This past week saw the release of Bitcoin Core 26.0, ushering in a new version of “Bitcoin,” the team at NYDIG noted.
While the Bitcoin ecosystem at large consists of numerous pieces of software that interoperate (wallets, mining software, Lightning, alternative implementations of Bitcoin written in languages other than C++, etc.), Bitcoin Core is “typically the most important because of its popularity and it de facto defines the broader Bitcoin protocol with which other pieces of software interoperate.”
NYDIG also mentioned in an update that while most of the technical changes in the recent version could be described as evolutionary rather than revolutionary, it is important “to remind investors, especially given the resurgence in price (and criticism), of what Bitcoin is and isn’t.”
Bitcoin is Software
At the risk oversimplification, Bitcoin (big “B”) is “a software program, one that is freely available to anyone with an internet connection and a computer to download and run. Version 26.0 is available here.”
The NYDIG team added that individuals and organizations “that run this software form a peer-to-peer network, one that is global in its reach, does not rely on any single entity like a financial institution or cloud service provider, and is difficult, if not impossible, to block (censor).”
The technical requirements are modest “such that nearly anyone with a modern computer should be able to run it. By one measure, there are 67,000 Bitcoin Core nodes (software instances) currently being run,” the NYDIG team explained.
This omits important network participants “such as miners, wallets owners, and exchanges, but we are going for simplification here – plus Bitcoin Core incorporates all of that functionality, as well.”
This system, the network of software, “allows participants to send, receive, and hold bitcoins, the native asset endogenous to the system. It also allows users to verify and append new transactions between users.”
As noted by NYDIG, these bitcoins don’t live in your wallet. They reside on every computer in the network in “a shared and ever-growing database called the blockchain. The keys (password) are secured in a wallet that gives its owner the right to reach out into this network and move certain bitcoins from one owner to another (along with encoding other information as is increasingly popular).”
That’s it. In that sense, the original white paper “described it best – Bitcoin: A Peer-to-Peer Electronic Cash System.”
Bitcoin is an Asset
Ownership of the bitcoin (little “b”) asset, “unlike stocks or bonds, confers no rights to its owners.
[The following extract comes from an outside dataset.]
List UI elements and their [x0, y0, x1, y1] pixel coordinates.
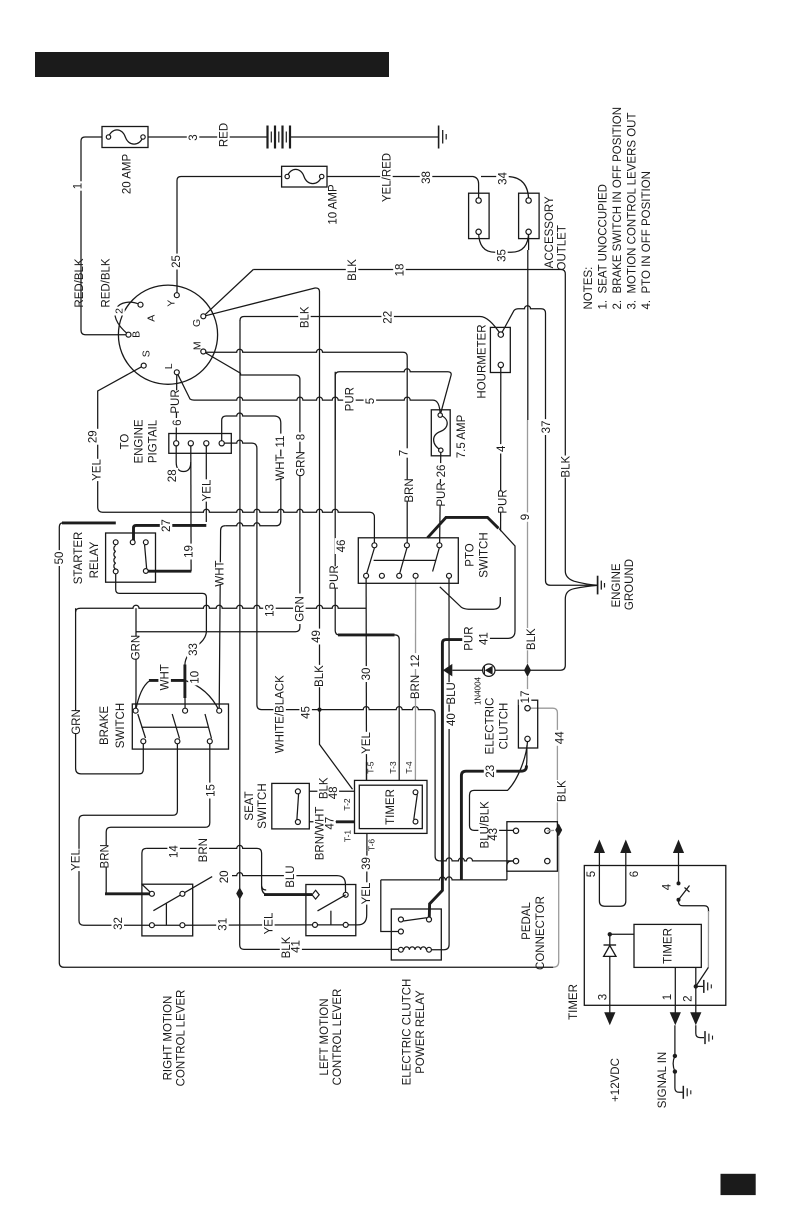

Bitcoins produce no cash flow and does not give a voting say in the development of the software. The only right bitcoin ownership confers is the right to move them. Because of this, many critics say that there is no inherent value and there is nothing backing it.”
First off, there are plenty of assets “that investors hold that produce no cash flow, even in the theoretical construct – precious metals (gold, silver, platinum), art, collectibles (automobiles, watches, jewelry, handbags, fine wines) are just some of them.”
As an aside, bitcoin is a monetary base, “not a stock, bond, real estate or company. One should not expect a monetary base to produce cash flow (even US dollars have to be invested to generate a return). Comparing bitcoin with these other asset classes is like comparing apples and oranges.”
Why do investors own non-income producing assets?
The report explains that this is either “for objective reasons (returns and risk characteristics), subjective reasons (they enjoy the art), or both. While there might be subjective reasons for owning bitcoin (social media status, group alignment with political/economic beliefs), we would guess that most of the value in bitcoin ownership comes down to objective reasons (risk diversifier, return profile, globally transmissible, nearly infinite divisibility, and weightless in its cost to transport).”
Much of that objective value comes “from technical properties, but there are important subjective properties as well.”
It should be of little debate that Bitcoin has “a programmatic supply function, one that is halved roughly every four years until it is exhausted at nearly (not exactly) 21 million bitcoins.”
This happens for a technical reason – “eventually the block reward can no longer be divided in half. But whether a fixed supply is valuable is complicated subject.”
As stated in the update, Bitcoin continued its “upward trajectory this week, zooming up 14.6% on the week.”
Bitcoin seemed to make short work of “even level” price resistance, “punching through $40K without much effort.”
At its highest point this week, bitcoin touched $45K. The asset is now “up 161.2% on the year, a stark contrast of where it was at this point a year ago.”